There are two changes I’ll make now that I can see how it’s come out, and one change I wish I could make but can’t. I will make the sky and the area around the door more purely white, and I wish I could change the cross-hatching on the left-hand building (left-hand in the print, that is, not the plate). I wanted it to look lighter in color than the building to its right, but I think it is too busy. If I had it to do over again, I would use the same technique of vertical white lines, but make them denser.
And I will have it to do over again, because I’m taking a class in woodcut and linocut at the Casa de la Cultura Oaxaqueña starting in two weeks. (I won’t really re-do this piece, though. I have other plans.)
Joy & Munchkin made beautiful pieces in both media, and we’ll be picking up their fired barro negro later today.

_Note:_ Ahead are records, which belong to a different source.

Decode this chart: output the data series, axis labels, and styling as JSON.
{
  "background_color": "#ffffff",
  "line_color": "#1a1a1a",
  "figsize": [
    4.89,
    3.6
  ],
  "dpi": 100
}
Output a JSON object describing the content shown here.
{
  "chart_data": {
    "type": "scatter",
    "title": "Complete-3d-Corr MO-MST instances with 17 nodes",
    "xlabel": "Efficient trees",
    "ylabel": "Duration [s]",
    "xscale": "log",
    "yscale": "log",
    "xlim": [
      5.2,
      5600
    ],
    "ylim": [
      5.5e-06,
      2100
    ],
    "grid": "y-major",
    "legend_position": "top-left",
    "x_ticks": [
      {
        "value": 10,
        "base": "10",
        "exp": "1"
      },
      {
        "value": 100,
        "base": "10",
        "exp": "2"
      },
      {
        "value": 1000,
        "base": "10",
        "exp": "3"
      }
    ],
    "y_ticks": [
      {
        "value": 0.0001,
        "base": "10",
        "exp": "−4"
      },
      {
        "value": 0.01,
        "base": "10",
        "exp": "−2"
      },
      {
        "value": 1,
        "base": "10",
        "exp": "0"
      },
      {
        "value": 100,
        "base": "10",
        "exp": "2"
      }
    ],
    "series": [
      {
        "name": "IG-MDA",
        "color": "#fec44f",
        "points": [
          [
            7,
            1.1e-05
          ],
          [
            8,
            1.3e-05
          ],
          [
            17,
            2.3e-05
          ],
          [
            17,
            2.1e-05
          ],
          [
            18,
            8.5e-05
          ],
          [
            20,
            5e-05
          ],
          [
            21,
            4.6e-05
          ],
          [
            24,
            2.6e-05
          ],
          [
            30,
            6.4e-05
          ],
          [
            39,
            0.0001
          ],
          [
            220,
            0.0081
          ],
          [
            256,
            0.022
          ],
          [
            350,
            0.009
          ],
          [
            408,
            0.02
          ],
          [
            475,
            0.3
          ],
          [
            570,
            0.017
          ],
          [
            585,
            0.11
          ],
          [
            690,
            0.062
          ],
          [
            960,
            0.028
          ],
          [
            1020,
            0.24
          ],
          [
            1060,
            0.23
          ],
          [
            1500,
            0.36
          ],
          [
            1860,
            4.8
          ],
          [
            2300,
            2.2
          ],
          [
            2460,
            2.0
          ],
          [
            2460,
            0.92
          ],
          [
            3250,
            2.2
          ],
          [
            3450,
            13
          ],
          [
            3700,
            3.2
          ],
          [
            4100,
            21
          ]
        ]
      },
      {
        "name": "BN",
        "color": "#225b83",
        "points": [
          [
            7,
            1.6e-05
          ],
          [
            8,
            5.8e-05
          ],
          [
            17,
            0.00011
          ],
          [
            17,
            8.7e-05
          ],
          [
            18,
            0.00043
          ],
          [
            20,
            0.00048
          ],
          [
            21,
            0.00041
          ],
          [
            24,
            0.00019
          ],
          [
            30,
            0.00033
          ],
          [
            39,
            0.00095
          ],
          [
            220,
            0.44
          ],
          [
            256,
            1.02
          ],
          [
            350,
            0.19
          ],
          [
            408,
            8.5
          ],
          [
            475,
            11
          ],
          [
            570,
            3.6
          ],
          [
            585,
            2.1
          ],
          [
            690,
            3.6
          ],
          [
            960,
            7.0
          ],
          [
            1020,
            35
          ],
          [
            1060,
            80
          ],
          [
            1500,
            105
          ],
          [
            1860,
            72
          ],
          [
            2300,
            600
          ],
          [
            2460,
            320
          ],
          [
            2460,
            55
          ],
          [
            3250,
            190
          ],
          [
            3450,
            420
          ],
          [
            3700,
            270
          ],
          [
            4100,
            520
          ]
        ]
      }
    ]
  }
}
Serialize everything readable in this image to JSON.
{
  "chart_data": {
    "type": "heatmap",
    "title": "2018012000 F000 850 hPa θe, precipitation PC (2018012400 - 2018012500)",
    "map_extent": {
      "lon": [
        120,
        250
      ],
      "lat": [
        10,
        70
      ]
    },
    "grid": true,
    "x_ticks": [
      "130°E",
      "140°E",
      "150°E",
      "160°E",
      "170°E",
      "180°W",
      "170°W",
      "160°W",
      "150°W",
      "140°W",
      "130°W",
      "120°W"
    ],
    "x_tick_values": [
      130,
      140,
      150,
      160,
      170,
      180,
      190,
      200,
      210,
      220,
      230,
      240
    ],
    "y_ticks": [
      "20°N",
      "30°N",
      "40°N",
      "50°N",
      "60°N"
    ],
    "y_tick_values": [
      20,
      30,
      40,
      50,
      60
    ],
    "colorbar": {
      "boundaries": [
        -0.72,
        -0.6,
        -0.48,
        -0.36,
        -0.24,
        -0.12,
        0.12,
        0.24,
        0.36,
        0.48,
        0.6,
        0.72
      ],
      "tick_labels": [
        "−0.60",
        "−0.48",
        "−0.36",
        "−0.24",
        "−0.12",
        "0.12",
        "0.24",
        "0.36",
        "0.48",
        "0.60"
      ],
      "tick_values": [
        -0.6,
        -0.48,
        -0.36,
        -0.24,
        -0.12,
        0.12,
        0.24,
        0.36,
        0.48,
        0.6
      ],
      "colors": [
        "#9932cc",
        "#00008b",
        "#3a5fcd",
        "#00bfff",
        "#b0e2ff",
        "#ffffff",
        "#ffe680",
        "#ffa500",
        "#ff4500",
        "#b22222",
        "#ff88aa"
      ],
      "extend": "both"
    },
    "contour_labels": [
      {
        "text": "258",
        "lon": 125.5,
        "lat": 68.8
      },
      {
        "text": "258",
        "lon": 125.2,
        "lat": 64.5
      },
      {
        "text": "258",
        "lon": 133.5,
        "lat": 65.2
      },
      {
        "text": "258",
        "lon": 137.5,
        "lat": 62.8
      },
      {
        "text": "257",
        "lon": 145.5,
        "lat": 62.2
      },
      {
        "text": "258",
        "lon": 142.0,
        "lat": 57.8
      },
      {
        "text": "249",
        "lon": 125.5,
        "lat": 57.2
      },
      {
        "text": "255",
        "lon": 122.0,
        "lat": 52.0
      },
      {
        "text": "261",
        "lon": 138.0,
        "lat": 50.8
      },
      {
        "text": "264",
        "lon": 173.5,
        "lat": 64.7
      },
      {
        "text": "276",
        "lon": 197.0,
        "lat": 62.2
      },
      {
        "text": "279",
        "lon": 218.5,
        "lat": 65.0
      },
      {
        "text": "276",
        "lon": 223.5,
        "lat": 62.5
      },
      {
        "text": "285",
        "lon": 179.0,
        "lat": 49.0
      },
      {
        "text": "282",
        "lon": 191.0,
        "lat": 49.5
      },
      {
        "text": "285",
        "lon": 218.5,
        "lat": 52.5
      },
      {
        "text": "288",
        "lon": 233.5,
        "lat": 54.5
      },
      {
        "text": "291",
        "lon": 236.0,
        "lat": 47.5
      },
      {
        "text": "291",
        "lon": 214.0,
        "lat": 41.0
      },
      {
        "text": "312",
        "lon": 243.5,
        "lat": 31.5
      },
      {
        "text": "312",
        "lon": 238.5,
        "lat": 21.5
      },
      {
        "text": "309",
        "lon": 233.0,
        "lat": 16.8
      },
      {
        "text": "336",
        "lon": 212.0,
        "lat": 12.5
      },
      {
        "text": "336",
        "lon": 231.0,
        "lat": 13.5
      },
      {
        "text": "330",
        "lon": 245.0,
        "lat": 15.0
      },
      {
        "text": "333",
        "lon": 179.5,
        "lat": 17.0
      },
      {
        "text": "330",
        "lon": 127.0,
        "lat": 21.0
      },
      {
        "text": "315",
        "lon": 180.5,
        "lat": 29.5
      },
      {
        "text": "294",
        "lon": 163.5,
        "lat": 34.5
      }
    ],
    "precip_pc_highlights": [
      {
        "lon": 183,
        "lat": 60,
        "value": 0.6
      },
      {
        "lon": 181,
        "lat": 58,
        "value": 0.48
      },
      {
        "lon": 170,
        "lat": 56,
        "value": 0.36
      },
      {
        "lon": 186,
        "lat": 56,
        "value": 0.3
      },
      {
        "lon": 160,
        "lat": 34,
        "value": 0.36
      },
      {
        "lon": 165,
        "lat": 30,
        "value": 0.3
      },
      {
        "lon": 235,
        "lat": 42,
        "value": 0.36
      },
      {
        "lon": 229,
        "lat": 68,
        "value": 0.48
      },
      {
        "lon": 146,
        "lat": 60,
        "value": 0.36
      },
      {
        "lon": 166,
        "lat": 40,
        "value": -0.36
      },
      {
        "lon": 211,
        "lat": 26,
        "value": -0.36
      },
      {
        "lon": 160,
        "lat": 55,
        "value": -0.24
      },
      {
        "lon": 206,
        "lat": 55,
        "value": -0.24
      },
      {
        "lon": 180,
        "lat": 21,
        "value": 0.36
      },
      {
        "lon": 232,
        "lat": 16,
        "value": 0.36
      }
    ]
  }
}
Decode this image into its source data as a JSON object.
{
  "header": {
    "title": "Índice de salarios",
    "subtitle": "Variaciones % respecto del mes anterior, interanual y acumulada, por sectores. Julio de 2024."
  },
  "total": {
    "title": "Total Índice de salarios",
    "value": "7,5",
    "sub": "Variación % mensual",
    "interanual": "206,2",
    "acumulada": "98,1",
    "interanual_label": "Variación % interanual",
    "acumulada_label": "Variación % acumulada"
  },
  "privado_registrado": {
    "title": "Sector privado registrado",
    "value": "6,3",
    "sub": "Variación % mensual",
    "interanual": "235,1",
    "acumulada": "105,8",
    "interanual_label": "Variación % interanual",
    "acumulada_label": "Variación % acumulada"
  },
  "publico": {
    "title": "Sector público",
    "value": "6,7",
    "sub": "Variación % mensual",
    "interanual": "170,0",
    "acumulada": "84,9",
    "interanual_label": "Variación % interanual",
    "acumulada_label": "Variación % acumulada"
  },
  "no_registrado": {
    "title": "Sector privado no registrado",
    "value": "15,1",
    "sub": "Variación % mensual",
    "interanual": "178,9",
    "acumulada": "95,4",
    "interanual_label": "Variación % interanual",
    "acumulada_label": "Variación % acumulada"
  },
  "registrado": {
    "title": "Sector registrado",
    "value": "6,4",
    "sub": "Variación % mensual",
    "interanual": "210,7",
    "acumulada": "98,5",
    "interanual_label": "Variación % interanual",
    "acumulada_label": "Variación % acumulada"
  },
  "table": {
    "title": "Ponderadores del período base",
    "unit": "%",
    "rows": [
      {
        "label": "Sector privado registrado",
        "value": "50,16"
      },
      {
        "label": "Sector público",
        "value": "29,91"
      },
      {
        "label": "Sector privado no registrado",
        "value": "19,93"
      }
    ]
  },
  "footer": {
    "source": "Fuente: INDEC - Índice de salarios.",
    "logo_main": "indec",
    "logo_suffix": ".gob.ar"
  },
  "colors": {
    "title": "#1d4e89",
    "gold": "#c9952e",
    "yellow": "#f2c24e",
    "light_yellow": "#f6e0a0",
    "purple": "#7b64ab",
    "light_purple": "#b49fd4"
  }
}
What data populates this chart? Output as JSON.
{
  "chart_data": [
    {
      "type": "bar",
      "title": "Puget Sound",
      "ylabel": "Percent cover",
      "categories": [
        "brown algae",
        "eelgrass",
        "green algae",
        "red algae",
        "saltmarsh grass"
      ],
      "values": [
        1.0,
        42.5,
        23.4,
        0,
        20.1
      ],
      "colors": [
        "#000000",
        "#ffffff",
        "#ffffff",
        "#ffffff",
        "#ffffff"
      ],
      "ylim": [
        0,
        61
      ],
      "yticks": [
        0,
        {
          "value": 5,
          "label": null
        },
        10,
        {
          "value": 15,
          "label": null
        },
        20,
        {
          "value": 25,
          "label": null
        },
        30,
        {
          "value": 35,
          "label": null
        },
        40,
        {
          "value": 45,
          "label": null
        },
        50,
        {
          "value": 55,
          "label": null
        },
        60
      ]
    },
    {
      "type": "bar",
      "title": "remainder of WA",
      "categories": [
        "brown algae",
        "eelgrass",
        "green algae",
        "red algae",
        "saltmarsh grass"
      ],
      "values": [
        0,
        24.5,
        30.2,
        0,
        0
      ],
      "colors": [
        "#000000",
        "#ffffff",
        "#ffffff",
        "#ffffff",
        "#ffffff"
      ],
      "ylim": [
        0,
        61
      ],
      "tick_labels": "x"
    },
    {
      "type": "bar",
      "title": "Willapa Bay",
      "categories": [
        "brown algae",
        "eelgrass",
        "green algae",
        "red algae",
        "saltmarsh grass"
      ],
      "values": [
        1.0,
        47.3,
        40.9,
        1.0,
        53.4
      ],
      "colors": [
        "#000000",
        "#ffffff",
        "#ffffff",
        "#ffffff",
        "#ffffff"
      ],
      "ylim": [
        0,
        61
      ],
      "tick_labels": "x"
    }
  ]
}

I’ve finished the building phase of two ceramics pieces, both coil built. Eventually they’ll be fired and ready for the next phase.
Vase with roots (approx 10″ high, 4″ at widest point):
Walls of Oaxaca (approx. 6″ high, 10″ wide):
This is a common sight in Oaxaca. A wall with several layers exposed: paint, stucco, brick, stone, adobe. It’s like a telescope that looks into the past. It sees the history of that building, and also the earth of which it was built.
The adobe in particular is fascinating, being made in part of straw that grew during the season when it was built, and pebbles that were made by the earth of that place millions of years before.
Today we were back in the ceramics studio–we get there about once a week–and I finished the basic shaping of a coil-built bowl that is going to pay homage to these walls. When I’d done that, I had about half an hour to begin carving the outside of the bowl. It will have the textures of brick, mortar, stone, adobe–all these inhabitants of Oaxaca that are never out of sight for more than a block or two.
I was so tired during the afternoon that I told Joy and Munchkin to go to the studio without me. I would stay and sleep, I said. But I got a breath of second wind and decided to go along. I was very glad I did. Working on the clay woke me up.